Thanks to its metaphysical, life-as-art narrative conceit, Marc Forster’s Stranger Than Fiction has been dubbed, in some disparaging circles, Charlie Kaufman Lite. One might add that it’s also Drama Lite, Comedy Lite, and Will Ferrell Lite, the entire production such a featherweight nothing that it engenders only indifference. In screenwriter Zach Helm’s oh-so-cute tale, IRS agent Harold Crick (Ferrell, his endearing wackiness nowhere to be found) begins hearing an omniscient voice narrate his everyday routines, a situation that becomes more dire when the voice starts discussing his impending demise. What ensues is Harold’s rebirth into a man who doesn’t count toothbrush strokes or the number of steps it takes to reach the bus stop but, instead, embraces life, which he accomplishes via the help of an anti-establishment baker (Maggie Gyllenhaal), a literary professor (Dustin Hoffman), and, eventually, Karen Eiffel (Emma Thompson), the reclusive author of the novel in which Harold – through some inexplicable (and thus left-unexplained) twist of fate – is the tragic protagonist. Faux-profound uplift is in abundant supply throughout Stranger Than Fiction. So, ultimately, is self-conscious cleverness and precious quirkiness, the film diagramming its coincidences and calamities with such schematic precision – and unimaginatively gussying up its action with graphical touches “borrowed” from Fight Club’s IKEA catalog sequence – that any spark of spontaneity or authentic passion/misery is more or less annihilated.
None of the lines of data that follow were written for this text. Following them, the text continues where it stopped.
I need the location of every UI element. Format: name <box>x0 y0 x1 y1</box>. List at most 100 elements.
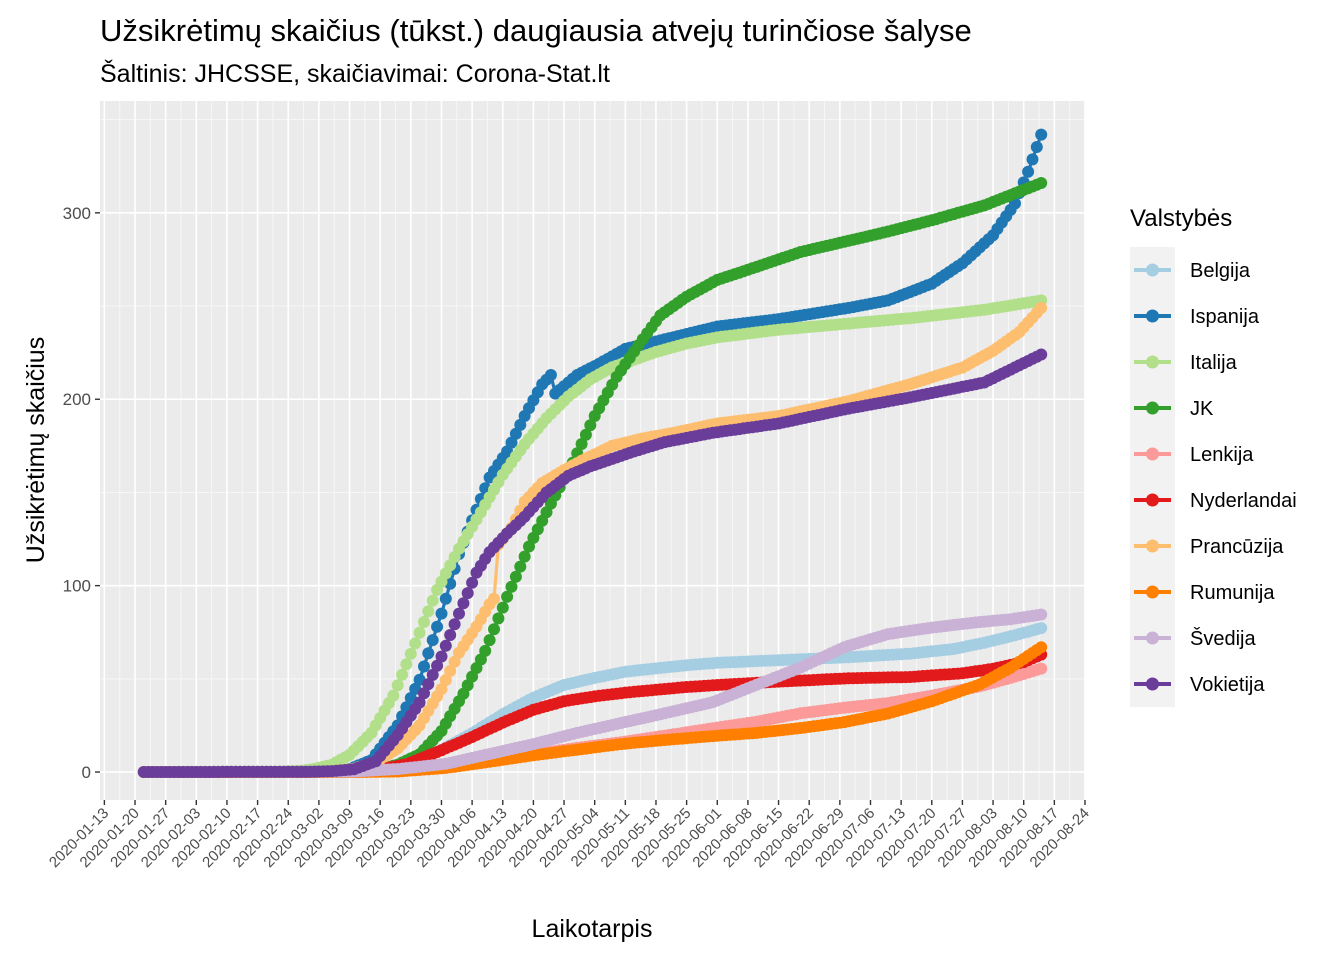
data-point <box>387 689 400 702</box>
legend-key-point <box>1146 539 1159 553</box>
data-point <box>575 438 588 450</box>
data-point <box>466 576 479 589</box>
data-point <box>584 419 597 432</box>
legend-item: Lenkija <box>1134 444 1254 466</box>
chart-title: Užsikrėtimų skaičius (tūkst.) daugiausia… <box>100 13 972 48</box>
data-point <box>448 618 461 631</box>
data-point <box>426 634 439 647</box>
legend-key-point <box>1146 631 1159 645</box>
legend-key-point <box>1146 677 1159 691</box>
data-point <box>479 644 492 657</box>
legend-key-point <box>1146 585 1159 599</box>
data-point <box>518 550 531 563</box>
legend-label: Rumunija <box>1190 582 1275 604</box>
data-point <box>422 647 435 660</box>
data-point <box>418 660 430 673</box>
data-point <box>514 560 527 573</box>
legend-item: Italija <box>1134 352 1238 374</box>
data-point <box>544 369 557 381</box>
data-point <box>435 607 448 620</box>
legend-label: Švedija <box>1190 627 1256 650</box>
data-point <box>418 616 430 628</box>
data-point <box>448 655 461 668</box>
data-point <box>453 607 465 620</box>
y-tick-label: 0 <box>82 763 91 782</box>
legend-label: Lenkija <box>1190 444 1254 466</box>
data-point <box>1022 165 1035 178</box>
y-tick-label: 300 <box>63 204 91 223</box>
chart-subtitle: Šaltinis: JHCSSE, skaičiavimai: Corona-S… <box>100 59 610 88</box>
y-tick-label: 100 <box>63 577 91 596</box>
legend-key-point <box>1146 263 1159 277</box>
legend-key-point <box>1146 447 1159 461</box>
legend-label: Italija <box>1190 352 1238 374</box>
data-point <box>501 590 514 603</box>
legend-label: Belgija <box>1190 260 1251 282</box>
x-axis-title: Laikotarpis <box>532 915 653 943</box>
data-point <box>404 647 417 660</box>
series-layer <box>137 128 1048 778</box>
y-tick-label: 200 <box>63 390 91 409</box>
legend-label: Vokietija <box>1190 674 1265 696</box>
legend-item: Rumunija <box>1134 582 1275 604</box>
legend-item: JK <box>1134 398 1214 420</box>
grid-major <box>100 101 1086 800</box>
legend-item: Ispanija <box>1134 306 1260 328</box>
data-point <box>396 668 409 681</box>
y-axis: 0 100 200 300 <box>63 204 100 782</box>
legend-item: Prancūzija <box>1134 536 1284 558</box>
legend-key-point <box>1146 309 1159 323</box>
data-point <box>1035 641 1048 654</box>
data-point <box>413 696 426 709</box>
data-point <box>426 668 439 681</box>
data-point <box>1035 622 1048 635</box>
legend-label: Prancūzija <box>1190 536 1284 558</box>
data-point <box>413 626 426 639</box>
data-point <box>400 658 413 671</box>
data-point <box>505 580 518 593</box>
data-point <box>435 650 448 663</box>
data-point <box>1030 141 1043 153</box>
data-point <box>1026 153 1039 166</box>
data-point <box>483 634 496 647</box>
data-point <box>422 605 435 618</box>
legend-item: Vokietija <box>1134 674 1265 696</box>
x-axis: 2020-01-132020-01-202020-01-272020-02-03… <box>46 800 1093 871</box>
data-point <box>461 587 474 600</box>
data-point <box>391 679 404 692</box>
data-point <box>1035 348 1048 361</box>
data-point <box>444 664 457 677</box>
data-point <box>1035 301 1048 314</box>
data-point <box>444 629 457 641</box>
legend-key-point <box>1146 355 1159 369</box>
data-point <box>435 683 448 696</box>
legend-title: Valstybės <box>1130 205 1232 232</box>
legend-item: Belgija <box>1134 260 1251 282</box>
legend-label: Ispanija <box>1190 306 1260 328</box>
data-point <box>409 637 422 650</box>
legend-label: Nyderlandai <box>1190 490 1297 512</box>
legend-item: Nyderlandai <box>1134 490 1297 512</box>
data-point <box>439 639 452 652</box>
series-Vokietija <box>137 348 1048 778</box>
legend-label: JK <box>1190 398 1214 420</box>
legend-key-point <box>1146 401 1159 415</box>
data-point <box>422 678 435 691</box>
data-point <box>514 418 527 431</box>
data-point <box>457 597 470 610</box>
legend-items: Belgija Ispanija Italija JK Lenkija Nyderland… <box>1134 260 1297 696</box>
series-Švedija <box>137 608 1048 778</box>
data-point <box>1035 608 1048 621</box>
data-point <box>496 601 509 614</box>
legend-item: Švedija <box>1134 627 1256 650</box>
data-point <box>439 674 452 686</box>
data-point <box>418 687 430 700</box>
data-point <box>492 612 505 625</box>
data-point <box>431 659 444 672</box>
data-point <box>488 592 500 605</box>
data-point <box>505 436 518 449</box>
legend: Valstybės Belgija Ispanija Italija JK Lenkij… <box>1130 205 1297 707</box>
data-point <box>1035 662 1048 675</box>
I'd been pondering seeing this one in theaters or not; you've convinced me to at least wait until DVD. I've better things to do with my time for the moment.
Good review of The Fountain, btw. I've been looking forward to this one for years (the first time I saw Pi, it was such a mind trip that I stayed up the whole night thereafter), and your words said plenty of what I'd been hoping to hear.
I hope you're feeling better. Ed said that you'd wanted to cover Let's Go to Prison, save for your laptop being busted. Truth be told, I felt a little bad slapping it with zero stars, if only because doing so this early in my Slant career feels like excessive police brutality. But then I remind myself that I enjoyed House of the Dead more, and I felt no pity for it.
Posted by: rob | November 19, 2006 at 10:36 PM
Rob,
I was tired of Stranger Than Fiction after about five minutes - it peddles exactly the sort of forced whimsy that its trailer and commercials suggest. Not awful, and there are a few nice moments, but the whole thing is phony.
As for The Fountain, I'll be interested to hear what you think. I too had been looking forward to it, but I'm surprised at how much it's stuck with me since last Monday's screening. As I said in my review, people are either going to love it or hate it, and my gut tells me that there'll be more haters than lovers. But despite its flaws, it just got to me.
Feeling better, as is my laptop (thankfully!). I was a bit surprised at the zero star review of Let's Go to Prison, but hey, if you really loathed it, you really loathed it. Can't say I was exactly chomping at the bit to cover it, but I definitely would have preferred seeing it to what I wound up spending Friday afternoon sitting through - Deck the Halls.
Posted by: Nick | November 19, 2006 at 10:54 PM
Yeah, I'm almost eager to hear the haters complainining, so we'll see how that goes. Lately, I've been gravitating more towards the kind of films that divide people - there's nothing wrong with an actually good movie with broad appeal, but more potent are the movies that draw out the sharpest of responses on both ends (more than any other this year, Miami Vice - I can't wait for the DVD).
Aside from what I already wrote in the review, the only way I can think of to desribe the experience of LGTP is the following: you know how people usually squirm in their seats when Eugene Levy's characters attempt some form of a joke? That's LGTP at its best. Of course, that's only my book. While I doubt I could ever share their opinion, I could respect someone who dug it's weird "humor", just like Ed and mine's completely opposite takes on Eurotrip.